Форд только ухмыльнулся.
— Зависит от того, как считать, приятель.
— Существует только одна методика подсчета, — упрямо настаивал Левый Мозг.
— Ох, да нет же, — заявил Форд тоном человека, слишком долго прожившего в дешевых гостиницах без денег на телевизор, по причине чего вынужден читать собственный путеводитель. — Считать можно много как. Вон, у Вл'ургов вся математика построена на потрохах.
Необходимое примечание. Это не совсем так. В подсчетах участвует также высушенный пенис велопсов.

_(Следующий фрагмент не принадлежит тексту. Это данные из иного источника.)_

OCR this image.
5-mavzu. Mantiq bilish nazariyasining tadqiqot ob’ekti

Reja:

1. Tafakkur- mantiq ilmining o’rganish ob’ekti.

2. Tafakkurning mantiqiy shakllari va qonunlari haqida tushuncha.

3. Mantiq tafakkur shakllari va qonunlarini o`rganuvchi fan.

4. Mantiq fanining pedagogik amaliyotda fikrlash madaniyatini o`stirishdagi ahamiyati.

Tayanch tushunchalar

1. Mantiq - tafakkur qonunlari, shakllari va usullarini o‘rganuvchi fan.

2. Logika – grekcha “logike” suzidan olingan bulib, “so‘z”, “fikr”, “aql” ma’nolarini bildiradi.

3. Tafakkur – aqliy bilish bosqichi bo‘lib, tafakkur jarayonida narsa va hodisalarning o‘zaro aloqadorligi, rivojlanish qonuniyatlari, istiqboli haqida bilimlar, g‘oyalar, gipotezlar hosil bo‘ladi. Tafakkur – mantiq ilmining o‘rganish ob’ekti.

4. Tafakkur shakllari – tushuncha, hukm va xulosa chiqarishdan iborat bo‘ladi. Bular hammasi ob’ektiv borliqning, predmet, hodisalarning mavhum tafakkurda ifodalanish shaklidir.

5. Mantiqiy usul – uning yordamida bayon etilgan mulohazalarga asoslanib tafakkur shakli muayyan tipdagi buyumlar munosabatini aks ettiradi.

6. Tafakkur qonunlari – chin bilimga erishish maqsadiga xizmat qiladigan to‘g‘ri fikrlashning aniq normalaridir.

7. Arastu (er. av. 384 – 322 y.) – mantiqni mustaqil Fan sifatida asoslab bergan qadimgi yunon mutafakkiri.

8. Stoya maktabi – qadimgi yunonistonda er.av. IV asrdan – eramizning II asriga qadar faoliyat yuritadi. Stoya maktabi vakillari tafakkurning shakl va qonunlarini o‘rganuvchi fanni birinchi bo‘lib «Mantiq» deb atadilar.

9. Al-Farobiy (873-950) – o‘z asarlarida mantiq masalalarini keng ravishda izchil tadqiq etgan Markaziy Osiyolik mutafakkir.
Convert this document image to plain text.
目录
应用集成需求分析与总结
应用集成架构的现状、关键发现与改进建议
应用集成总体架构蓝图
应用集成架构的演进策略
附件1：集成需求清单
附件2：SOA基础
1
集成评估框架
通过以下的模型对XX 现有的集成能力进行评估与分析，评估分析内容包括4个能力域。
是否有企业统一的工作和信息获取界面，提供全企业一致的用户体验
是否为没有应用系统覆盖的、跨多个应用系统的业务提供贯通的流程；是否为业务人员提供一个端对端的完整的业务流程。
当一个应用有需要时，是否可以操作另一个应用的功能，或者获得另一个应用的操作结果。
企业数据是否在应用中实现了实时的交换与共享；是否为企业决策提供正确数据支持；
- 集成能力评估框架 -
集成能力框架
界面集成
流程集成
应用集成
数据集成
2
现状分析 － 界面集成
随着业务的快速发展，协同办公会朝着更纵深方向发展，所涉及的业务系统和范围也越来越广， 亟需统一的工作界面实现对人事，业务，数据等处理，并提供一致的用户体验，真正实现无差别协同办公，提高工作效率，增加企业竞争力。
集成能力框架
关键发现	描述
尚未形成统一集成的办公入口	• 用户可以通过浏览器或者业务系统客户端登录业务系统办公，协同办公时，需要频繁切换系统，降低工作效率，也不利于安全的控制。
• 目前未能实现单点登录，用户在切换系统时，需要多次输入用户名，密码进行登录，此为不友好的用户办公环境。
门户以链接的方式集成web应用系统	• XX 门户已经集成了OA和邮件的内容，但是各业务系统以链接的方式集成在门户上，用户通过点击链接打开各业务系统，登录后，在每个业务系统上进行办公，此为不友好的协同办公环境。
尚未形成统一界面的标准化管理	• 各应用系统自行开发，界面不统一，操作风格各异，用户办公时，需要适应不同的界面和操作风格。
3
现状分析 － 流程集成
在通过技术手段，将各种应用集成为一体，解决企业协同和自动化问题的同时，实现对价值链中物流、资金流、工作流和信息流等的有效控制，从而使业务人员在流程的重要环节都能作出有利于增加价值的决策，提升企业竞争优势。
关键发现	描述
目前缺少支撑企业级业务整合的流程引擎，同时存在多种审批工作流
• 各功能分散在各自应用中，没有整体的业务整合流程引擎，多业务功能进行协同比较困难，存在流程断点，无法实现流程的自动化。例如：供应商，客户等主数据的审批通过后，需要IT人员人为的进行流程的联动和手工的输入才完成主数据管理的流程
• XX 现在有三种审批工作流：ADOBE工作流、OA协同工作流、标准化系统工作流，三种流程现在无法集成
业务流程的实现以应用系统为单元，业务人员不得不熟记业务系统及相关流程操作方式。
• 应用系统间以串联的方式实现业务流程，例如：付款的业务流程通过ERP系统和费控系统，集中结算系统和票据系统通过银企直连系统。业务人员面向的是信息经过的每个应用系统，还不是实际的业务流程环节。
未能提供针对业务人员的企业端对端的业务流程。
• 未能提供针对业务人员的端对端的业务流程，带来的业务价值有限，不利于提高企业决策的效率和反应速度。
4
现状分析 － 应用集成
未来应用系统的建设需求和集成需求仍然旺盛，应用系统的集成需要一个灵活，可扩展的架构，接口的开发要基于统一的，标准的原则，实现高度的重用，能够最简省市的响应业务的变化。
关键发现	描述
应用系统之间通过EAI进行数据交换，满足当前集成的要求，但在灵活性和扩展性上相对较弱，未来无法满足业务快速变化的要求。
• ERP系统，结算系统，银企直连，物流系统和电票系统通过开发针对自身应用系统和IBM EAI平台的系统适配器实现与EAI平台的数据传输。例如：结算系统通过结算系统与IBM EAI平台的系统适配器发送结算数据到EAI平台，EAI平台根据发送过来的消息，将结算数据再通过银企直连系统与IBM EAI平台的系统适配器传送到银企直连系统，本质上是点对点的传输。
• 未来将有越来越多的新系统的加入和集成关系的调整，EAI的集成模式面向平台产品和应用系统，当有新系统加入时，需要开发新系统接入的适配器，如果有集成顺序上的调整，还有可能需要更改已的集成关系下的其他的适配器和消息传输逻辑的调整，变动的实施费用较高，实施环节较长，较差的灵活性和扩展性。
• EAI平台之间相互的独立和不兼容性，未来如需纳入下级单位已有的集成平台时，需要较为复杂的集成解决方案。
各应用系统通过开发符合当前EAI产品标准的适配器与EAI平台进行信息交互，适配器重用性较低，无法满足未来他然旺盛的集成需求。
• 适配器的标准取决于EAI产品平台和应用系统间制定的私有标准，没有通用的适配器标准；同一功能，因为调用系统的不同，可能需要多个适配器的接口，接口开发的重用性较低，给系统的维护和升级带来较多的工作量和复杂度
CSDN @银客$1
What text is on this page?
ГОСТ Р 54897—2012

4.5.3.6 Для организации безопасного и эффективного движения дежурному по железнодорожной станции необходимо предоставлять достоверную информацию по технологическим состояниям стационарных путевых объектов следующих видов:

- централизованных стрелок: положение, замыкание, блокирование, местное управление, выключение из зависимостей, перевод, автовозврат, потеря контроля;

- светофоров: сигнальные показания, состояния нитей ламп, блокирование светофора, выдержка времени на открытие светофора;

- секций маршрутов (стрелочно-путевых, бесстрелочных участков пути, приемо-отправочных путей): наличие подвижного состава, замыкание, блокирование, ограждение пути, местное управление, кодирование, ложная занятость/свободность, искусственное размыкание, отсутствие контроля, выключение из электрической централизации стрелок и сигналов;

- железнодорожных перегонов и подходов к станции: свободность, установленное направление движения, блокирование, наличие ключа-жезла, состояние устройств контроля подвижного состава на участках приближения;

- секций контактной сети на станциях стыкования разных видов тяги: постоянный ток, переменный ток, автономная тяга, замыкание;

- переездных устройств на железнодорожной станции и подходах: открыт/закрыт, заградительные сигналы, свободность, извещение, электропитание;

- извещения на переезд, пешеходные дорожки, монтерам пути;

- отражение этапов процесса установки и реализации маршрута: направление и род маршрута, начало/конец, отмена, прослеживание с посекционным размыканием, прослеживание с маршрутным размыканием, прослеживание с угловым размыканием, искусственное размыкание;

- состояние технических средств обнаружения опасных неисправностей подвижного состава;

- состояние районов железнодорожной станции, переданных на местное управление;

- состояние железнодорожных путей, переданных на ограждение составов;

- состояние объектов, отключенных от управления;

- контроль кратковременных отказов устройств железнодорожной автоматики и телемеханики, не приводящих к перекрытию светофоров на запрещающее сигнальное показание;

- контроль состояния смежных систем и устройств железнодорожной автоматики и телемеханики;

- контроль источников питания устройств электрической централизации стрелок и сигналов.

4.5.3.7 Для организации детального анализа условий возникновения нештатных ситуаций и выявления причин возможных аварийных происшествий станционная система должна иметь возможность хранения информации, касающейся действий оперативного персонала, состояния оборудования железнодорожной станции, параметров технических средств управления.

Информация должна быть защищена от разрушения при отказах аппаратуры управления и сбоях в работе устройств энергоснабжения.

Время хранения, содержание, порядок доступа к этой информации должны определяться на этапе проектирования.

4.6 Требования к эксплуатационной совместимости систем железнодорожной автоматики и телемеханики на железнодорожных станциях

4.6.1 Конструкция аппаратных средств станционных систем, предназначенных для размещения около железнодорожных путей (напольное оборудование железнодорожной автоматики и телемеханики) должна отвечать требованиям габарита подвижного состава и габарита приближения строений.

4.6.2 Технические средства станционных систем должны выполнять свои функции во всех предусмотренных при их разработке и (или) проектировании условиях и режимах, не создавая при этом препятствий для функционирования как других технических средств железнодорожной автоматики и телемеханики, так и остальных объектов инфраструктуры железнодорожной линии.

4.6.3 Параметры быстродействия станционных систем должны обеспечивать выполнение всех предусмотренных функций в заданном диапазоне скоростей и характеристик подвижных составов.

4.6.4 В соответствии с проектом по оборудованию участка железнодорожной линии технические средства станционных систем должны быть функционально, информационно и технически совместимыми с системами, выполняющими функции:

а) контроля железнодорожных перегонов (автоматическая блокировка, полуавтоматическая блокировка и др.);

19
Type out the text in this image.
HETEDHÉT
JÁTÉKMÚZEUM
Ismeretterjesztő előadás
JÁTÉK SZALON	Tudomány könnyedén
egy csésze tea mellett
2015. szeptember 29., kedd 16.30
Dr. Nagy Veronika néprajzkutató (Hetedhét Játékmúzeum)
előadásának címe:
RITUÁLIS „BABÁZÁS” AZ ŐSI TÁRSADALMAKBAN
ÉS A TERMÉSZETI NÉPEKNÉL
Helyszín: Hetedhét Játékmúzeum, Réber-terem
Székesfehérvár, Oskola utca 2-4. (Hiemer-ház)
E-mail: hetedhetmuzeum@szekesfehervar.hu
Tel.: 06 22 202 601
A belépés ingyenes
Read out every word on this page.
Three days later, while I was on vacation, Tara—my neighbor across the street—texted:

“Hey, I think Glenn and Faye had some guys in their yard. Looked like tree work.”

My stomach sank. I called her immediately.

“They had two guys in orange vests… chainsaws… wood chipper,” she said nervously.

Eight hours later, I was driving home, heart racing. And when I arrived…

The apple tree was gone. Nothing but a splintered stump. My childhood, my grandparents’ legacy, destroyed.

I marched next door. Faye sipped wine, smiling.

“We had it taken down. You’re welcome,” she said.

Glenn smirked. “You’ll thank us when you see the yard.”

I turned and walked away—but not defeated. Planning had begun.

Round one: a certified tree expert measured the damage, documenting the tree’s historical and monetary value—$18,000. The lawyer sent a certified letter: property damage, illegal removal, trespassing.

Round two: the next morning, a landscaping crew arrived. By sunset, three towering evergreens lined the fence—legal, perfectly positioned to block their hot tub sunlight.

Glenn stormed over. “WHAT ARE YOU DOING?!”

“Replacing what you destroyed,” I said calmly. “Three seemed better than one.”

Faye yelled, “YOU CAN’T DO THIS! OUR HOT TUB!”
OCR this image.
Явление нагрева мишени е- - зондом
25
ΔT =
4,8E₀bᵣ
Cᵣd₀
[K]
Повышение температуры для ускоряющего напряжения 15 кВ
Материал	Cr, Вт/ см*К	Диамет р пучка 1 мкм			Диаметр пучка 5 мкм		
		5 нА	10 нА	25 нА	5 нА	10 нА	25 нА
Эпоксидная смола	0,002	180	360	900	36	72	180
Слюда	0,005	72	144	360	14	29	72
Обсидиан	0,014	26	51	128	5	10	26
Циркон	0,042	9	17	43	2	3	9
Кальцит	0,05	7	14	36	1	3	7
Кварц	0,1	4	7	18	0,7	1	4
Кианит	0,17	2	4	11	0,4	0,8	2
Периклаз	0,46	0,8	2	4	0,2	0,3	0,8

— Лично я, — продолжал Форд тоном, столь покровительственным, что одноклеточные формы жизни, должно быть, при звуках его ускорили эволюцию, дабы побыстрее отрастить руки с пальцами, способные взять по камню и забить его к чертям собачьим. — Лично я строю все расчеты на эмоциях.
— Эмоциях? — поперхнулся Левый Мозг, едва не выпрыгнув из своего шара. — Эмоциях!!! Как ты только позволяешь себе оставаться таким тупым — с одной-то головой?
— А мне нравится быть тупым. Все видится яснее. Быть тупым — это как щуриться на солнце.
Заявления Форда встряхивали шар с Левым Мозгом, как шлепок мокрым полотенцем.
— Солнце? Что ты такое мелешь? Тупость — это тьма и невежество!
— Значит, вы все-таки собирались лететь сюда? В точку с заранее намеченными координатами?
— Нет, — признался Левый Мозг. — Намеченная точка была уже уничтожена, так что невероятностный привод перемешал нас в безопасное место.
— И из всех точек Вселенной переместил именно сюда.
— Чистая случайность. Побочный эффект невероятностной тяги.
— Какая уж там случайность. Зафод пришел на помощь любимому кузену. Разве такое невероятно? Такое уже случилось раз — у этой самой планеты. Еще раз — и выйдет закономерность. А в последний раз, когда я проверял значение этого понятия, закономерности не считались особенно уж невероятной вещью.